Church documents show that on Dec. 13, 1924, Thomas made an orderly, public transfer from South Carolina to Jamaica, where he was appointed to replace a well-known Jamaican pastor who had died a week earlier. The move followed standard Episcopal Church procedures, requiring approval from multiple parties, and was documented in official church directories. There is no suggestion the relocation was hurried, clandestine, or driven by fear.

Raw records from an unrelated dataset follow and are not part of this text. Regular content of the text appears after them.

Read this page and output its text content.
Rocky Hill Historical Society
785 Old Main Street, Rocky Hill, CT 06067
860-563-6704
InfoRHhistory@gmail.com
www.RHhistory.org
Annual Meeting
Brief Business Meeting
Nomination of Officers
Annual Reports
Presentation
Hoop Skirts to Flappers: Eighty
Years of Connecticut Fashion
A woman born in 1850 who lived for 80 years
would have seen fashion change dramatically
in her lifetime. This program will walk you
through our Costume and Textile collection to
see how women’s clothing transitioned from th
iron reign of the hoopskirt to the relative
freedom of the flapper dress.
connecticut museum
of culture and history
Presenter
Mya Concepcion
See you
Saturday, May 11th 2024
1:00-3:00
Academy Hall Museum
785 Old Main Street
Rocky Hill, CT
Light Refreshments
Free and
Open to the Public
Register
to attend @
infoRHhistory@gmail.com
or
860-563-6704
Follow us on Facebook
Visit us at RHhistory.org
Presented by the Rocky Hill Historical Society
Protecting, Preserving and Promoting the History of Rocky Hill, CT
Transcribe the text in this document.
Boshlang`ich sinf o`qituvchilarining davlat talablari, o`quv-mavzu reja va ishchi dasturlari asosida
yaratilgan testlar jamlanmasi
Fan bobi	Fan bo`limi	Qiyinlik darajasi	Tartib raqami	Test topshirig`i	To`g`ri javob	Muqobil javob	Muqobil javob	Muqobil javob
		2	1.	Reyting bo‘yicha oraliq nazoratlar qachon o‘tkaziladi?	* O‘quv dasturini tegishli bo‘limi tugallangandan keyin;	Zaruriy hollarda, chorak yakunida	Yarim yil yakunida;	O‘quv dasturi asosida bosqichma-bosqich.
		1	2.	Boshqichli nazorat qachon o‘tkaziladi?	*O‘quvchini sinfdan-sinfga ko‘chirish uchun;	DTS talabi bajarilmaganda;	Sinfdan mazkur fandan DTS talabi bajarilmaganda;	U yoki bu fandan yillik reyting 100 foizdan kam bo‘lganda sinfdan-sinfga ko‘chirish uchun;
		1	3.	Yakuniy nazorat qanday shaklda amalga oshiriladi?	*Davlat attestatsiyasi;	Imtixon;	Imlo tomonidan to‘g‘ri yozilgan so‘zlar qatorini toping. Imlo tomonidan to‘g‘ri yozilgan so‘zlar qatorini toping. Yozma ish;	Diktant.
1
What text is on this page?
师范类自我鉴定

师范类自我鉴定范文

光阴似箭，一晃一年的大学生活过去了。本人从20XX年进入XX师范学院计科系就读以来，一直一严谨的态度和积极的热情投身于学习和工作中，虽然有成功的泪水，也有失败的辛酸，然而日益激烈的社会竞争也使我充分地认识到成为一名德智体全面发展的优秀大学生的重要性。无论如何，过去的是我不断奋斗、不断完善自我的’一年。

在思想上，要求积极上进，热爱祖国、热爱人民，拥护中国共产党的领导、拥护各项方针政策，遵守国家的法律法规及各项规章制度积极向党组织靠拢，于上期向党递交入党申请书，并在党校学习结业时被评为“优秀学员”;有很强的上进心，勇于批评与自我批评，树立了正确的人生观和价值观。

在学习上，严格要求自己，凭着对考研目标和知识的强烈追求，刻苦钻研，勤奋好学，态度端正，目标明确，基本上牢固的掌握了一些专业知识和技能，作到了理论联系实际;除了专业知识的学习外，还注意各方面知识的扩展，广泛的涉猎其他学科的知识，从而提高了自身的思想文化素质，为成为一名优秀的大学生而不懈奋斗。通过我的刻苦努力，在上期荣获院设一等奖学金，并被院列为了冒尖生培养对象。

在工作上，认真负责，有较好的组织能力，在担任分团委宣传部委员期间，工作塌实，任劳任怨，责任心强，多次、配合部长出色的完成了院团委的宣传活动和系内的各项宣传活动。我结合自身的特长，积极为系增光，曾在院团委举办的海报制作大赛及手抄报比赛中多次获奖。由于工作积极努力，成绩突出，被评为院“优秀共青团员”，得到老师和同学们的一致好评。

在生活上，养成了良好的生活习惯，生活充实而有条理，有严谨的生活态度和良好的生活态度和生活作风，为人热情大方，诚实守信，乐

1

The historical record also shows no Klan chapter operating in Pineville, South Carolina, where Thomas preached, despite the Klan’s broader presence in the state during that era. Detailed church and diocesan reports from the period make no mention of threats, intimidation, or violence directed at Thomas. To the contrary, then–South Carolina Bishop William Guerry, who personally oversaw Thomas’s ordination, described the Pineville church as respected by the surrounding white community and reported that its work was thriving even after Thomas left.
Newspaper coverage from Jamaica further undermines Moore’s account. When Thomas returned to the island, he spoke openly about his time in the United States, making no reference to the Klan or any dramatic flight. Jamaican press reports described him as one of many Jamaicans who had worked in the U.S. before returning home to serve their communities.
Despite this paper trail, Moore has repeatedly embellished the story over the years, telling audiences that his family was “chased away by the Ku Klux Klan” and forced to flee “in the middle of the night.” Media outlets have echoed and expanded those claims, describing his great-grandfather as having been “targeted for lynching,” even though no supporting evidence has surfaced.
The questionable family tale is not the only part of Moore’s biography that has drawn scrutiny. He has previously made false or unsupported claims about where he grew up, awards he received, academic credentials, and honors that either do not exist or cannot be verified. Yet these inconsistencies have drawn relatively little sustained attention from much of the press.
When asked about the discrepancies in Moore’s family story, his spokesperson dismissed the criticism and accused reporters of downplaying racial terror in the Jim Crow South. But the issue raised by the historical record is not whether racism existed in the 1920s, but whether Moore’s specific claims about his own family are true.
For a politician who frequently lectures the public about honesty, history, and patriotism, the collapse of this carefully constructed narrative raises serious questions. Moore’s story may be emotionally powerful, but the documented facts tell a far more ordinary — and far less cinematic — account of a minister who followed a formal church transfer back to his native Jamaica.